Pela primeira vez, a venda de motocicletas superou a de automóveis no país, impulsionada pela entrada de novos perfis de consumidores e pela consolidação do trabalho por aplicativos. O movimento redefiniu a frota nacional, alterou hábitos de mobilidade e trouxe impactos diretos sobre segurança pública, saúde e renda dos trabalhadores.
Os números mostram a dimensão da virada. Em 2025, foram comercializadas 2,1 milhões de motocicletas no Brasil, um crescimento de 17,1% em relação ao ano anterior, segundo a Associação Brasileira dos Fabricantes de Motocicletas, Ciclomotores, Motonetas, Bicicletas e Similares (Abraciclo). No mesmo período, as vendas de automóveis somaram 1,2 milhão de unidades, de acordo com a Federação Nacional da Distribuição de Veículos Automotores (Fenabrave).
O avanço não foi pontual. Em apenas quatro anos, as vendas de motocicletas praticamente dobraram no país. Em 2021, os emplacamentos somaram 1,1 milhão de unidades. Em 2025, esse número chegou a 2,1 milhões, refletindo uma transformação estrutural no mercado.
O resultado direto foi a explosão da frota circulante. Entre 2021 e 2025, o número de motocicletas nas ruas cresceu 22%, o equivalente a quase sete milhões de novos veículos. A produção foi puxada, sobretudo, pelos modelos de baixa cilindrada, que responderam por 77% de todas as motos fabricadas no Brasil no ano passado, segundo dados da Abraciclo.
Esse crescimento também trouxe efeitos colaterais. Sem dados consolidados em nível nacional, um levantamento feito pelo UOL no estado de São Paulo indica que os roubos e furtos de motocicletas aumentaram 116% em apenas quatro anos, acompanhando a maior presença desses veículos nas vias urbanas.
Mulheres e jovens ampliam presença sobre duas rodas
Uma das mudanças mais significativas no perfil dos motociclistas é o aumento da participação feminina. Em março do ano passado, 10 milhões de mulheres possuíam habilitação para conduzir motocicletas no Brasil. O número representa um crescimento de 66% em dez anos, ante 6 milhões registradas em 2016, segundo a Secretaria Nacional do Trânsito (Senatran).
Os jovens também passaram a adotar a motocicleta com mais frequência, seja como principal meio de transporte ou como segundo veículo da família. Para o presidente da Abraciclo, Marcos Bento, essa diversificação explica boa parte do fenômeno.
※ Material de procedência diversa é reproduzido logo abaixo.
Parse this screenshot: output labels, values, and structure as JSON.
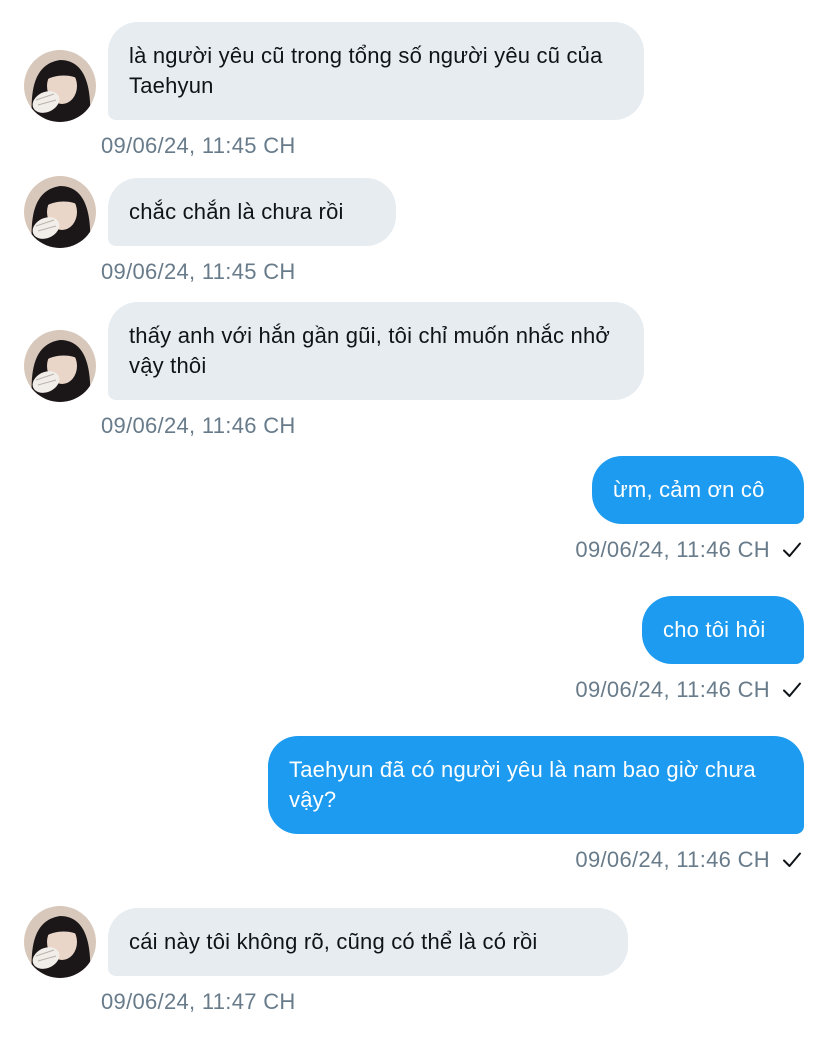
{
  "colors": {
    "incoming_bubble": "#e7ecf0",
    "outgoing_bubble": "#1d9bf0",
    "timestamp": "#687b8a",
    "text_dark": "#0f1419"
  },
  "messages": [
    {
      "side": "in",
      "text": "là người yêu cũ trong tổng số người yêu cũ của Taehyun",
      "time": "09/06/24, 11:45 CH"
    },
    {
      "side": "in",
      "text": "chắc chắn là chưa rồi",
      "time": "09/06/24, 11:45 CH"
    },
    {
      "side": "in",
      "text": "thấy anh với hắn gần gũi, tôi chỉ muốn nhắc nhở vậy thôi",
      "time": "09/06/24, 11:46 CH"
    },
    {
      "side": "out",
      "text": "ừm, cảm ơn cô",
      "time": "09/06/24, 11:46 CH",
      "status_icon": "check-icon"
    },
    {
      "side": "out",
      "text": "cho tôi hỏi",
      "time": "09/06/24, 11:46 CH",
      "status_icon": "check-icon"
    },
    {
      "side": "out",
      "text": "Taehyun đã có người yêu là nam bao giờ chưa vậy?",
      "time": "09/06/24, 11:46 CH",
      "status_icon": "check-icon"
    },
    {
      "side": "in",
      "text": "cái này tôi không rõ, cũng có thể là có rồi",
      "time": "09/06/24, 11:47 CH"
    }
  ]
}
“Além da expansão dos serviços de entrega, o crescimento das vendas de motocicletas se deve à entrada de novos perfis de consumidores, especialmente mulheres e jovens, e a adoção da motocicleta como segundo veículo pelas famílias, pela praticidade e pelo menor custo de utilização”, afirma.
Aplicativos mudam o mercado de trabalho
Apesar da ampliação do público consumidor, foi o avanço dos aplicativos de entrega que deu escala ao crescimento das motos no Brasil. A transformação começou na década passada. Em 2011, o iFood chegou ao país apenas intermediando pedidos, com a entrega feita pelos próprios restaurantes. Em 2013, a Loggi passou a conectar motociclistas de forma mais direta, inicialmente para transporte de documentos.
Entre 2016 e 2018, o modelo se consolidou com a entrada de plataformas como Uber Eats e Rappi, em 2017, o que levou o próprio iFood a estruturar uma rede de entregadores. A popularização dos smartphones, somada à crise econômica de 2015 e 2016, empurrou milhares de trabalhadores para esse tipo de atividade.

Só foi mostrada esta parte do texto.